Bergabung dalam Holding Ultra Mikro sejak 2021 bersama BRI dan PNM semakin memperkuat peran Pegadaian dalam mendukung UMKM. Fokus utama perusahaan adalah mendorong pelaku usaha agar dapat naik kelas.
Pegadaian juga mencatat pencapaian penting dengan menjadi pelopor layanan bank emas di Indonesia. Izin dari Otoritas Jasa Keuangan pada Desember 2024 memungkinkan perusahaan menjalankan berbagai kegiatan usaha berbasis emas.
Produk seperti deposito emas, pinjaman modal kerja emas, hingga jasa titipan emas korporasi menjadi bagian dari inovasi layanan tersebut. Selain itu, Pegadaian juga menawarkan berbagai produk investasi emas yang mudah diakses masyarakat.
Layanan seperti Tabungan Emas, Cicil Emas, dan Arisan Emas menjadi pilihan investasi yang semakin diminati.
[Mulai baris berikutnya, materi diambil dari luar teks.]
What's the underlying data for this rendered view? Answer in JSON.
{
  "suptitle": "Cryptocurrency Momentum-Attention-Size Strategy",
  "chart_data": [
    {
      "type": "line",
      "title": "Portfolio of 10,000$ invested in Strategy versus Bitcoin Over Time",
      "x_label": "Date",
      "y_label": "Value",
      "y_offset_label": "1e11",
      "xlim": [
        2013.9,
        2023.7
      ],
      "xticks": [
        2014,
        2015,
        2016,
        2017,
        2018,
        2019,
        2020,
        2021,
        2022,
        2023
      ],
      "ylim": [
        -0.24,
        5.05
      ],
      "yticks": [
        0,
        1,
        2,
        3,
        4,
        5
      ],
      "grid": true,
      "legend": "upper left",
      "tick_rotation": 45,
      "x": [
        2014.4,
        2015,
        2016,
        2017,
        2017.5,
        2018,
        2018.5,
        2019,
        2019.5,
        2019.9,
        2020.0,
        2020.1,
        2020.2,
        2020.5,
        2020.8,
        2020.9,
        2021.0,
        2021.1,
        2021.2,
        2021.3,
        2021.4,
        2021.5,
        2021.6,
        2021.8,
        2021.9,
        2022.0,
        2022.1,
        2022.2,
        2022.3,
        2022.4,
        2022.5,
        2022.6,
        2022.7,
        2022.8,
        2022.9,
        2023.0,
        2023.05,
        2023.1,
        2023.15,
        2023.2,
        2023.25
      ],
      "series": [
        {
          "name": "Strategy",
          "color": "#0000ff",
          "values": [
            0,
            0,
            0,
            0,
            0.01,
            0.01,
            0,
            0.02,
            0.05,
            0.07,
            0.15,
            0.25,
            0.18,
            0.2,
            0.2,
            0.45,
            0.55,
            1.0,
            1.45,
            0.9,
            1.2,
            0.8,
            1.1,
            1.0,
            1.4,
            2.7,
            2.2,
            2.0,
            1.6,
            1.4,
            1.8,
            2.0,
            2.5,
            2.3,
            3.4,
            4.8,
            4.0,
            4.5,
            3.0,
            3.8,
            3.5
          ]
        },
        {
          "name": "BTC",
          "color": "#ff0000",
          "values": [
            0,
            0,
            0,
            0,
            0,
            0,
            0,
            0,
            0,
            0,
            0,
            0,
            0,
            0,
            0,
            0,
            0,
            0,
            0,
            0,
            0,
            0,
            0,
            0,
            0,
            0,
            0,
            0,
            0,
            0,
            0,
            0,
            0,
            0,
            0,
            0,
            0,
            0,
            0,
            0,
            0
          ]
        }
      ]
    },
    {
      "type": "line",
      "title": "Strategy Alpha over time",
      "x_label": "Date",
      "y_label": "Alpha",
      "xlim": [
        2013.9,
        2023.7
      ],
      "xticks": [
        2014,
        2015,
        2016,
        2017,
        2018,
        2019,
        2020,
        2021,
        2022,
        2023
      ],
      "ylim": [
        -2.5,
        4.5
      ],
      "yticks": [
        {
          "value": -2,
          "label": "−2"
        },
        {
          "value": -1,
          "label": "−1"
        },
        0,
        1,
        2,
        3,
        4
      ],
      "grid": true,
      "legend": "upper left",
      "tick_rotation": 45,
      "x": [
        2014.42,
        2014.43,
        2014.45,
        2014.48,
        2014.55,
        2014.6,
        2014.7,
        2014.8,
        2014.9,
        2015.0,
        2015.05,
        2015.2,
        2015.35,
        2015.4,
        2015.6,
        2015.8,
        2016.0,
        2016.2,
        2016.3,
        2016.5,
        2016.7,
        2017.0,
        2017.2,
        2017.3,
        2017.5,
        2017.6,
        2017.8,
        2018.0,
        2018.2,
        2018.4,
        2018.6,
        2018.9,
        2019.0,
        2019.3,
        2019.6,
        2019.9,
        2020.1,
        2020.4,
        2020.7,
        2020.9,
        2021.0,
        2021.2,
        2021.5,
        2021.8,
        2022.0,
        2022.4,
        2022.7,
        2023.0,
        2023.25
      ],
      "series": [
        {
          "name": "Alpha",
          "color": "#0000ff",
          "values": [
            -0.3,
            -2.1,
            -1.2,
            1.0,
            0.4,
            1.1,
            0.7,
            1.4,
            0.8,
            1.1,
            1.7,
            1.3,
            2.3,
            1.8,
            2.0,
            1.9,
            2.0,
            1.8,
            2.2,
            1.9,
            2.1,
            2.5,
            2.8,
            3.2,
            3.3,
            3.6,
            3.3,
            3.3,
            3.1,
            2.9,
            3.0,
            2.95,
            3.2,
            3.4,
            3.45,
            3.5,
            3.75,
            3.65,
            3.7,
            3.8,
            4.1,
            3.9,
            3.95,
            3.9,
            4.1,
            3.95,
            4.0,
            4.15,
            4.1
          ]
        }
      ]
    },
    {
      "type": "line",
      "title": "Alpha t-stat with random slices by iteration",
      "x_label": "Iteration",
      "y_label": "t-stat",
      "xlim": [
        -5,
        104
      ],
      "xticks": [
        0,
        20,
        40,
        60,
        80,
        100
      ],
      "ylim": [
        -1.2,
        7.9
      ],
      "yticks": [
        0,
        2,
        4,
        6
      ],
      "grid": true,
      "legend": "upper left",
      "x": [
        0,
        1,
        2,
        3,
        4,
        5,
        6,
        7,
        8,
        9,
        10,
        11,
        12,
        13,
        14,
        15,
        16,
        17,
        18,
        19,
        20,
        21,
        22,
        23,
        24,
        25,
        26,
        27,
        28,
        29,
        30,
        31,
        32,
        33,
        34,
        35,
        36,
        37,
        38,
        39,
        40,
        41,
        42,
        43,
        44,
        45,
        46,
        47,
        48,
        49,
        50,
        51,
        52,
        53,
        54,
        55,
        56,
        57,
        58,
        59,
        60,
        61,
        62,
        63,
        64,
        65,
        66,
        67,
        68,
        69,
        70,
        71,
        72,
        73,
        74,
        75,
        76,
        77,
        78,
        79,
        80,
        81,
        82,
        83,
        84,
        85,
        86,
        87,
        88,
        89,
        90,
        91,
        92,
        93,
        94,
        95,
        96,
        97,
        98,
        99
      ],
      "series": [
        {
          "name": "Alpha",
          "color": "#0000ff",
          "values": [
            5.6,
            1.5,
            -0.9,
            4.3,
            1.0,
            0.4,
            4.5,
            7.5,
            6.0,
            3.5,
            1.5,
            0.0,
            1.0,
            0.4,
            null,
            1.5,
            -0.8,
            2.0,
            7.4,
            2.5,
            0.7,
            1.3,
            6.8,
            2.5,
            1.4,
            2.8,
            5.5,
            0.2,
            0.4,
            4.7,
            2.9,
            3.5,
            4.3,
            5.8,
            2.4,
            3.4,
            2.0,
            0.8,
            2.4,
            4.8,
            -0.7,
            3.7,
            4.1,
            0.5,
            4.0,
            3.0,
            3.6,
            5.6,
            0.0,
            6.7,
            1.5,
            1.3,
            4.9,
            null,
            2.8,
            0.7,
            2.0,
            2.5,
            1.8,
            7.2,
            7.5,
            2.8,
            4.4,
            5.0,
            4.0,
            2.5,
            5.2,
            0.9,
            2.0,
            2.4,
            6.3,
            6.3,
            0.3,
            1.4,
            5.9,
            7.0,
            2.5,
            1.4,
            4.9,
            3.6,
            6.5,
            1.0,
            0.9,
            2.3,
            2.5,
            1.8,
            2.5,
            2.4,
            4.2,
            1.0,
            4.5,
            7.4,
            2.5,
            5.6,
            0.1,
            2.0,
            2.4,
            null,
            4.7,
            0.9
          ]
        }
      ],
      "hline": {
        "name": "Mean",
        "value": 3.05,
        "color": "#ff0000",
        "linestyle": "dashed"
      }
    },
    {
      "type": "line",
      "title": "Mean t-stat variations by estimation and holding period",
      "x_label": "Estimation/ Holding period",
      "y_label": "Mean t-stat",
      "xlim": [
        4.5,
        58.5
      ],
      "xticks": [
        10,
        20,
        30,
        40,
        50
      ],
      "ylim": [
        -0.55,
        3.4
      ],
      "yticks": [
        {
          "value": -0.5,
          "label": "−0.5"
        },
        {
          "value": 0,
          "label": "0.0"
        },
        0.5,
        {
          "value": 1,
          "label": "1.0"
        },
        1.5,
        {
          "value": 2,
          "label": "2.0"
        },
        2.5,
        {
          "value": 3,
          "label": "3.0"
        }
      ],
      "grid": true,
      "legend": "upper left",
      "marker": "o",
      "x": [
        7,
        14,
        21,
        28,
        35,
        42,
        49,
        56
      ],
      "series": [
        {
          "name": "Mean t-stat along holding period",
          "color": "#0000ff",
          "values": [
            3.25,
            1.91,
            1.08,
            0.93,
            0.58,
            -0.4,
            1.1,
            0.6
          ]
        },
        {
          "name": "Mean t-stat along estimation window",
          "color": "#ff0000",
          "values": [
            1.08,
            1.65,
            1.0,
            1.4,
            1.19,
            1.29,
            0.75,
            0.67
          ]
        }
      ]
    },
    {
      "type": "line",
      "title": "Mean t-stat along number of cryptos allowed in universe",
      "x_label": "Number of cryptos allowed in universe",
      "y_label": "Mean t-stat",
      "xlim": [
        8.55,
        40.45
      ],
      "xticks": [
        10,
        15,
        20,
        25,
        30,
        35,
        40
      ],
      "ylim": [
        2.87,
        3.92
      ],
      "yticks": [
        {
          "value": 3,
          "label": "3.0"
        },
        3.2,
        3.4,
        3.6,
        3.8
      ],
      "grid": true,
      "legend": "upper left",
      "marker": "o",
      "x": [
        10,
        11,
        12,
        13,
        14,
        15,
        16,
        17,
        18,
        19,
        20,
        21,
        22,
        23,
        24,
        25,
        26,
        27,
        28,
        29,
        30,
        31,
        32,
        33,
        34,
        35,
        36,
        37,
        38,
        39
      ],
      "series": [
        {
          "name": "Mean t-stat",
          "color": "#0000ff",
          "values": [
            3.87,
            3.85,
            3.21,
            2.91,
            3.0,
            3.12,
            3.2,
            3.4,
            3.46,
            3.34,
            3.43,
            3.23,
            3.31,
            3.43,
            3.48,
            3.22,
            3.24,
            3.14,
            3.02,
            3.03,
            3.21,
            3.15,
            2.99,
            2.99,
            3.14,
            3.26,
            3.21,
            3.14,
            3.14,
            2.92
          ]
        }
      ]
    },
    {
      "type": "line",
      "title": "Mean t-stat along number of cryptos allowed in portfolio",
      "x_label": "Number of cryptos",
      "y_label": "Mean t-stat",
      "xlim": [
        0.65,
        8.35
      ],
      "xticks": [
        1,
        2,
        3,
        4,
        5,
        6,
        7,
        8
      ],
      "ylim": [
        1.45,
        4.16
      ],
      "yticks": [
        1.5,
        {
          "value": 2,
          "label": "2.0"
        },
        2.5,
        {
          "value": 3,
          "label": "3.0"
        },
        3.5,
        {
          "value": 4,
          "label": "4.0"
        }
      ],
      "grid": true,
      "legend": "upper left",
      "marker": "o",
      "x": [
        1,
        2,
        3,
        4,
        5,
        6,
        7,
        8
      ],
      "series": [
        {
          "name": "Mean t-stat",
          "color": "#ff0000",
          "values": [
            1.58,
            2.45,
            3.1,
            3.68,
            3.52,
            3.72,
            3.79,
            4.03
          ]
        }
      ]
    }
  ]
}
Di sisi lain, produk pembiayaan seperti kredit mikro, pembiayaan haji dan umrah, hingga KUR syariah juga terus dikembangkan.
Seluruh layanan Pegadaian kini dapat diakses melalui berbagai kanal, mulai dari outlet fisik hingga aplikasi digital. Platform Tring! by Pegadaian menjadi bagian dari transformasi digital perusahaan dalam meningkatkan kualitas layanan.
Sebagai lembaga pembiayaan sosial, Pegadaian juga berkomitmen memberikan dampak positif bagi masyarakat. Fokus pada inklusi keuangan menjadi salah satu upaya untuk meningkatkan kesejahteraan secara luas.
Ekspansi ke Timor Leste menjadi simbol komitmen tersebut di tingkat internasional. Dengan mengusung pengalaman panjang dan inovasi berkelanjutan, Pegadaian optimistis dapat terus tumbuh sekaligus memberikan manfaat bagi masyarakat lintas negara.